The policy change, which went into effect May 1, includes copays for prescription medications as well as hospital and doctor’s office visits.

The Medicaid division will keep paying providers for their services, including copays — the only change is that beneficiaries will no longer be responsible, according to communications officer Matt Westerfield.

Copays are a form of cost sharing in health insurance plans. Insurance companies pay a portion of the bill, while the patient is responsible for a certain out-of-pocket amount. 

Harold Miller, CEO of the Center for Healthcare Quality and Payment Reform, said copayments in Medicaid create problems for both policyholders and providers. 


Copays can discourage people from getting the care they need because they cannot afford it, which can snowball into a worse, even more expensive health care issue, “which means the Medicaid program would end up paying more overall,” Miller said. 

“For example, if an asthmatic child doesn’t get an inhaler because their parents can’t afford the copayment, they could end up in the hospital,” he said. “Sometimes people stretch out medications to reduce the number of refills, and that can cause problems.”

And then providers have to try and collect the copays.

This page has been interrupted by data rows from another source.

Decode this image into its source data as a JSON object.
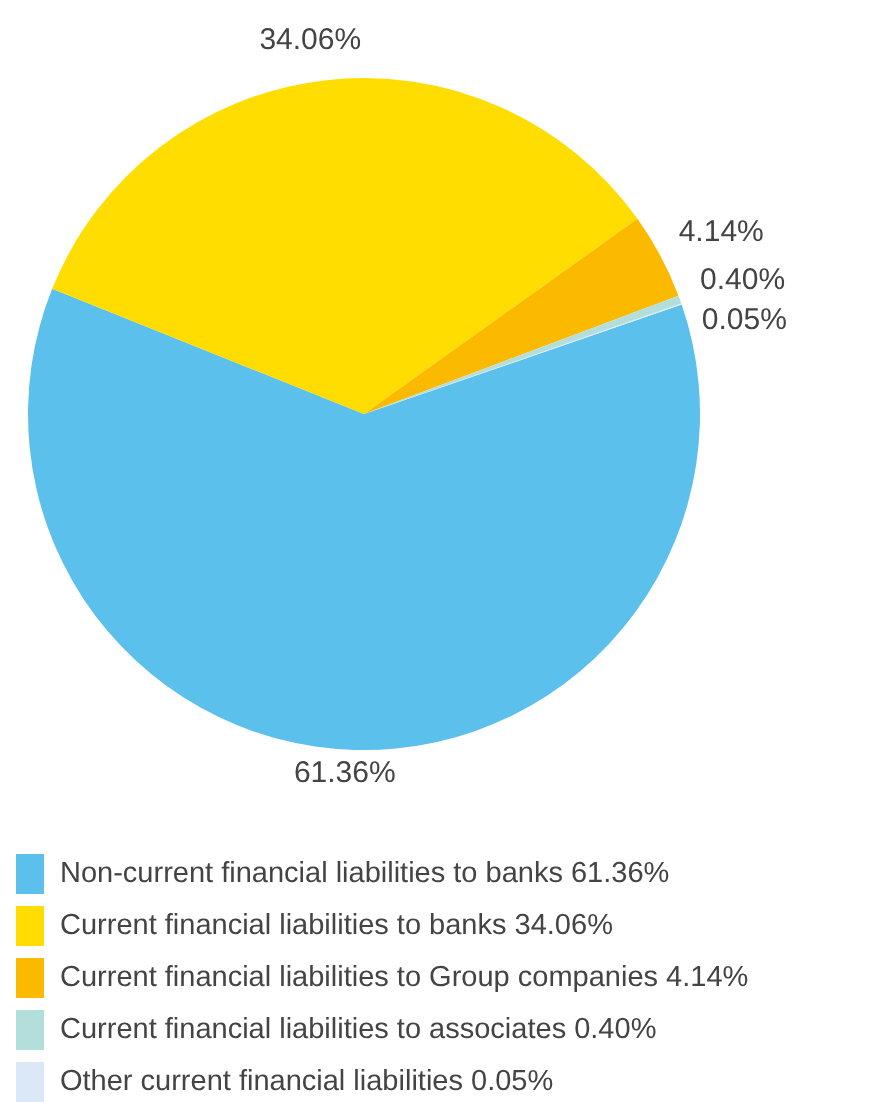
{
  "chart_data": {
    "type": "pie",
    "categories": [
      "Non-current financial liabilities to banks 61.36%",
      "Current financial liabilities to banks 34.06%",
      "Current financial liabilities to Group companies 4.14%",
      "Current financial liabilities to associates 0.40%",
      "Other current financial liabilities 0.05%"
    ],
    "values": [
      61.36,
      34.06,
      4.14,
      0.4,
      0.05
    ],
    "value_labels": [
      "61.36%",
      "34.06%",
      "4.14%",
      "0.40%",
      "0.05%"
    ],
    "colors": [
      "#5bc0eb",
      "#ffdd00",
      "#fbb900",
      "#b2dfdb",
      "#dbe8f8"
    ],
    "legend": "bottom"
  }
}
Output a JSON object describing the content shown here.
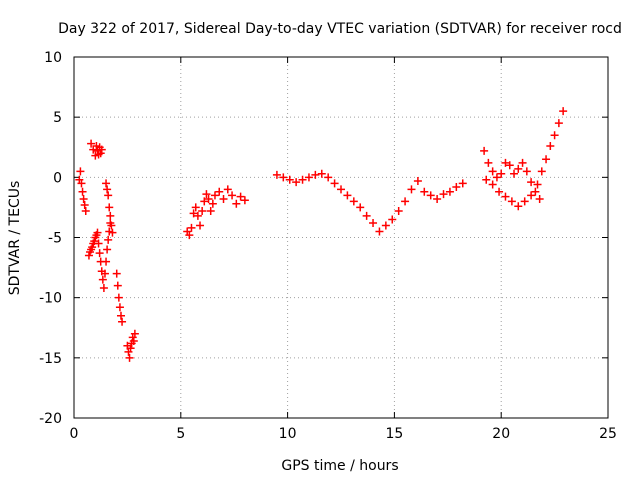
{
  "chart_data": {
    "type": "scatter",
    "title": "Day 322 of 2017, Sidereal Day-to-day VTEC variation (SDTVAR) for receiver rocd",
    "xlabel": "GPS time / hours",
    "ylabel": "SDTVAR / TECUs",
    "xlim": [
      0,
      25
    ],
    "ylim": [
      -20,
      10
    ],
    "xticks": [
      0,
      5,
      10,
      15,
      20,
      25
    ],
    "yticks": [
      -20,
      -15,
      -10,
      -5,
      0,
      5,
      10
    ],
    "xtick_labels": [
      "0",
      "5",
      "10",
      "15",
      "20",
      "25"
    ],
    "ytick_labels": [
      "-20",
      "-15",
      "-10",
      "-5",
      "0",
      "5",
      "10"
    ],
    "grid": true,
    "marker": "+",
    "series": [
      {
        "name": "SDTVAR",
        "color": "#ff0000",
        "x": [
          0.25,
          0.3,
          0.35,
          0.4,
          0.45,
          0.5,
          0.55,
          0.7,
          0.75,
          0.8,
          0.85,
          0.9,
          0.95,
          1.0,
          1.05,
          1.1,
          1.15,
          1.2,
          1.25,
          1.3,
          1.35,
          1.4,
          1.45,
          1.5,
          1.55,
          1.6,
          1.65,
          1.7,
          0.8,
          0.9,
          1.0,
          1.05,
          1.1,
          1.15,
          1.2,
          1.25,
          1.3,
          1.5,
          1.55,
          1.6,
          1.65,
          1.7,
          1.75,
          1.8,
          2.0,
          2.05,
          2.1,
          2.15,
          2.2,
          2.25,
          2.5,
          2.55,
          2.6,
          2.65,
          2.7,
          2.75,
          2.8,
          2.85,
          5.3,
          5.4,
          5.5,
          5.6,
          5.7,
          5.8,
          5.9,
          6.0,
          6.1,
          6.2,
          6.3,
          6.4,
          6.5,
          6.6,
          6.8,
          7.0,
          7.2,
          7.4,
          7.6,
          7.8,
          8.0,
          9.5,
          9.8,
          10.1,
          10.4,
          10.7,
          11.0,
          11.3,
          11.6,
          11.9,
          12.2,
          12.5,
          12.8,
          13.1,
          13.4,
          13.7,
          14.0,
          14.3,
          14.6,
          14.9,
          15.2,
          15.5,
          15.8,
          16.1,
          16.4,
          16.7,
          17.0,
          17.3,
          17.6,
          17.9,
          18.2,
          19.2,
          19.4,
          19.6,
          19.8,
          20.0,
          20.2,
          20.4,
          20.6,
          20.8,
          21.0,
          21.2,
          21.4,
          21.6,
          21.8,
          19.3,
          19.6,
          19.9,
          20.2,
          20.5,
          20.8,
          21.1,
          21.4,
          21.7,
          21.9,
          22.1,
          22.3,
          22.5,
          22.7,
          22.9
        ],
        "y": [
          -0.2,
          0.5,
          -0.5,
          -1.2,
          -1.8,
          -2.3,
          -2.8,
          -6.5,
          -6.2,
          -6.0,
          -5.8,
          -5.5,
          -5.3,
          -5.0,
          -4.8,
          -4.6,
          -5.5,
          -6.3,
          -7.0,
          -7.8,
          -8.5,
          -9.2,
          -8.0,
          -7.0,
          -6.0,
          -5.2,
          -4.5,
          -3.8,
          2.8,
          2.3,
          1.8,
          2.6,
          2.2,
          1.9,
          2.5,
          2.0,
          2.3,
          -0.5,
          -1.0,
          -1.5,
          -2.5,
          -3.2,
          -4.0,
          -4.6,
          -8.0,
          -9.0,
          -10.0,
          -10.8,
          -11.5,
          -12.0,
          -14.0,
          -14.5,
          -15.0,
          -14.2,
          -13.8,
          -13.3,
          -13.6,
          -13.0,
          -4.5,
          -4.8,
          -4.2,
          -3.0,
          -2.5,
          -3.2,
          -4.0,
          -2.8,
          -2.0,
          -1.4,
          -1.8,
          -2.8,
          -2.2,
          -1.5,
          -1.2,
          -1.8,
          -1.0,
          -1.5,
          -2.2,
          -1.6,
          -1.9,
          0.2,
          0.0,
          -0.2,
          -0.4,
          -0.2,
          0.0,
          0.2,
          0.3,
          0.0,
          -0.5,
          -1.0,
          -1.5,
          -2.0,
          -2.5,
          -3.2,
          -3.8,
          -4.5,
          -4.0,
          -3.5,
          -2.8,
          -2.0,
          -1.0,
          -0.3,
          -1.2,
          -1.5,
          -1.8,
          -1.4,
          -1.2,
          -0.8,
          -0.5,
          2.2,
          1.2,
          0.5,
          0.0,
          0.3,
          1.2,
          1.0,
          0.3,
          0.7,
          1.2,
          0.5,
          -0.4,
          -1.2,
          -1.8,
          -0.2,
          -0.6,
          -1.2,
          -1.6,
          -2.0,
          -2.4,
          -2.0,
          -1.5,
          -0.6,
          0.5,
          1.5,
          2.6,
          3.5,
          4.5,
          5.5
        ]
      }
    ]
  }
}
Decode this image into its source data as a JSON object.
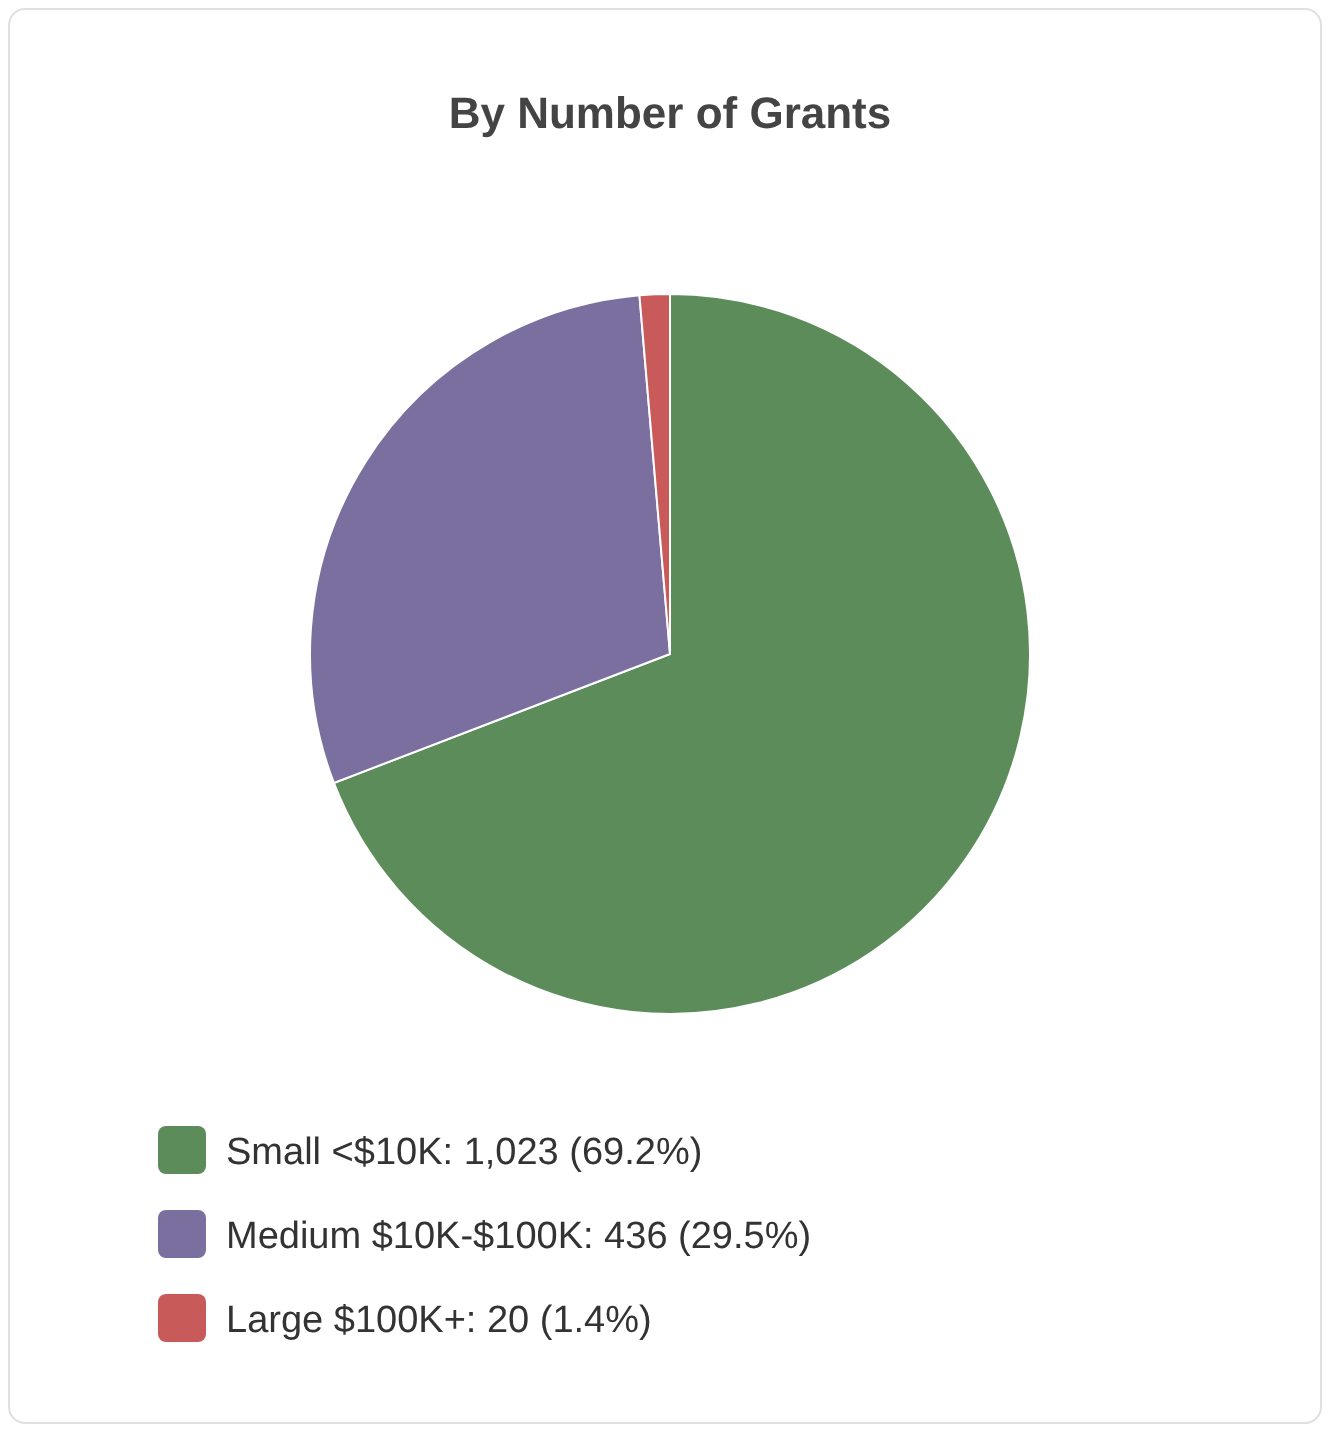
{
  "chart_data": {
    "type": "pie",
    "title": "By Number of Grants",
    "categories": [
      "Small <$10K: 1,023 (69.2%)",
      "Medium $10K-$100K: 436 (29.5%)",
      "Large $100K+: 20 (1.4%)"
    ],
    "values": [
      1023,
      436,
      20
    ],
    "colors": [
      "#5b8c5a",
      "#7b6fa0",
      "#c85a5a"
    ],
    "legend": "bottom"
  }
}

“If the person can’t afford the copayment and the provider sees the patient anyway, the provider just gets paid less, and that can discourage physicians from taking on Medicaid patients,” Miller said. “In theory, the copayment discourages people from getting services they don’t need, but on balance, the problems they create by discouraging necessary care likely outweigh the advantages.”

In a month, Medicaid plans to submit a state plan amendment in pursuit of the change to the Centers for Medicare and Medicaid, which is required when a state plans to revise its policies. If approved, it will be retroactively effective to May 1. The amendment will be posted on the Medicaid agency’s website upon its submission. 

“We are always looking for opportunities to increase access to services while reducing administrative burdens on members and providers,” Westerfield said.